In the second topic, we shift our focus from individually predicting the positions of atoms in each material structure to the idea of crystal structure prediction based on structural polyhedron motifs based on the observation that these atom patterns appear frequently across different crystal materials with high geometric conservation, which has the potential to significantly reduce the search complexity. We extract a large set of structural motifs from a vast collection of material structures. Through the comprehensive analysis of motifs, we uncover common patterns and motifs that span across different materials. Our work represents a preliminary step in the exploration of material structures from the motif point of view and exploiting such motif for efficient crystal structure prediction.

In the third topic, we propose a machine learning based framework for discovering new hypothetical 2D materials. It first trains a deep learning generative model for material composition generation and trains a random forest-based 2D materials classifier to screen out potential 2D material compositions. Then, a template-based element substitution structure prediction approach is developed to predict the crystal structures for a subset of the newly predicted hypothetical 2D formulas, which allows us to confirm their structural stability using DFT calculations. So far, we have predicted 101 crystal structures and confirmed 92 2D/layered materials by DFT formation energy calculation.

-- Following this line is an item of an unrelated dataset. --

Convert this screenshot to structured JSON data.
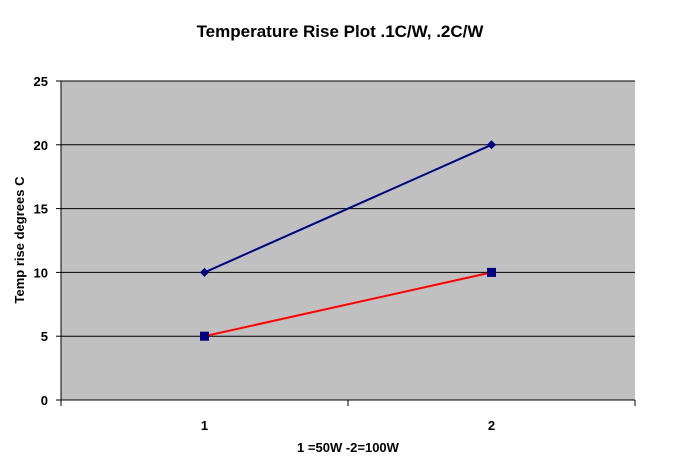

In the last topic, we focus on machine learning models for predicting material properties, including piezoelectric coefficients and noncentrosymmetric of nonlinear optical materials, as they play important roles in many important applications, such as laser technology and X-ray shutters. We conduct a comprehensive study on developing advanced machine learning models and evaluating their performance for predicting piezoelectric modulus from materials’ composition/structures. Next, we train several prediction models based on extensive feature engineering combined with machine learning models and automated feature learning based on deep graph neural networks. We use the best model to predict the piezoelectric coefficients for 12,680 materials and report the top 20 potential high-performance piezoelectric materials. Similarly, we develop machine learning models to screen potential noncentrosymmetric materials from 2,000,000 hypothetical materials generated by our material composition generative design model and report the top 80 candidate noncentrosymmetric nonlinear materials.